The fine line between Business Intelligence and Business Irrelevance
by Jevon MacDonald
Business Intelligence, known as BI, is an area of enterprise software and strategy focused on the collection, integration, analysis, and presentation of business information. This can be just-in-time data from business operations, market data, trends or any other business related information.
The prominence of BI has been rising in recent years, primarily due to the fact that more business data than ever is now available and we finally have reasonably priced systems for collecting and presenting that data.
The presentation of BI data is typically in the form of a Dashboard interface. Dashboards have been available in an enterprise setting since the late 90’s. While the polish of these offerings has improved, and there has been significant (in breadth) but slow movement toward open standards for dashboard elements (known as Widgets), there has been very little progress in improving the overall user experience and business value of the tool itself. Instead, the improvement in data, both in volume and quality, has driven most of the progress so far.
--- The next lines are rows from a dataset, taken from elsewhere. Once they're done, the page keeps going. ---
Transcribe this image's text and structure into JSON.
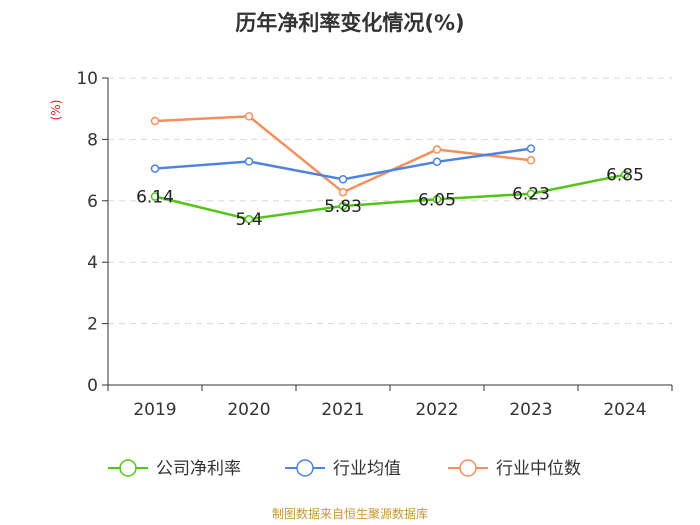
{
  "chart_data": {
    "type": "line",
    "title": "历年净利率变化情况(%)",
    "ylabel": "(%)",
    "xlabel": "",
    "ylim": [
      0,
      10
    ],
    "yticks": [
      0,
      2,
      4,
      6,
      8,
      10
    ],
    "grid": true,
    "legend_position": "bottom",
    "categories": [
      "2019",
      "2020",
      "2021",
      "2022",
      "2023",
      "2024"
    ],
    "series": [
      {
        "name": "公司净利率",
        "color": "#52c41a",
        "values": [
          6.14,
          5.4,
          5.83,
          6.05,
          6.23,
          6.85
        ],
        "labels": [
          "6.14",
          "5.4",
          "5.83",
          "6.05",
          "6.23",
          "6.85"
        ]
      },
      {
        "name": "行业均值",
        "color": "#4e83e0",
        "values": [
          7.05,
          7.28,
          6.7,
          7.27,
          7.7,
          null
        ]
      },
      {
        "name": "行业中位数",
        "color": "#f5905e",
        "values": [
          8.6,
          8.75,
          6.28,
          7.67,
          7.32,
          null
        ]
      }
    ]
  },
  "source_note": "制图数据来自恒生聚源数据库"
}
Open source projects such as Pentaho and JBoss portals are raising the status quo for the quality of the underlying infrastructure while companies like Mendix are driving the most significant interface and process-enhancing progress.
Smart, but could it drive you to irrelevance?
The opportunities made available by higher quality and highly relevant data can not be understated. Business Intelligence tools represent some of the most exciting possibilities in recent years, but it also has the potential to be the single biggest missed opportunity in the enterprise yet.
Do you remember the smartest kid in your school? (it may have been you — kudos!) There is always a sort of tragedy about just how smart a kid can be, as unless they posses the requisite social skills their smarts may never take them as far as a Ph.D and no further. More importantly, no matter how smart a person is, we all need to have a personal dream and vision, without those we lumber in obscurity.
The same is true for your company. In getting too smart about your business, there is a risk in alienating yourself from your staff, your partners and ultimately, your customers if you do not provide them with the ability to benefit from this new level of business data.
The Intelligence Funnel
Business Intelligence tools must be viewed as part of a stack strategy to not only improve business data, but to radically change how that data can be acted on. There are three core components of this strategy
Raw Business Intelligence
This is raw, real-time data from your operations. On-Time performance, costs, spend, etc. These are all critical data-points for monitoring the performance of your organization. The real-time nature of this data also means that you can react quickly to any trends or shifts that you observe.
Social Intelligence
Social Intelligence is your ability to understand what your customers, employees and partners perceive regarding your organization, product and strategy. The inability to listen closely is the achilles heel of the modern organization. So few resources are focused on listening and synthesizing information that the skill is almost non-existent.
Social Collaboration
This is the final, foundational, layer of your Intelligence Funnel. The volume of information you will be dealing with will mean it is a practical impossibility for a finite number of people to filter, manage and synthesize all of the available sources.
Your Intelligence Funnel will federate this component out as far in to your business network as possible. Can your restaurant managers do a better job of monitoring and troubleshooting your supply chain than your corporate staff can? Can your branch office staff provide more significant and timely feedback on the effectiveness of a new marketing campaign than a call center worker can? Will the clerk at your car rental shop have a better and more timely understanding of customer requests than your annual survey?
The list goes on, but the point is that the volume of data will continue to increase at an incredible rate and if you do not have a scalable plan in place to leverage that data than it will be both a wasted asset and eventually a liability and a cost driver.
New Business Processes
The end result of the Business Intelligence Funnel is the ability to identify, create and implement new business processes which are cheaper and better timed than what you are able to create and deploy now using a centralized model.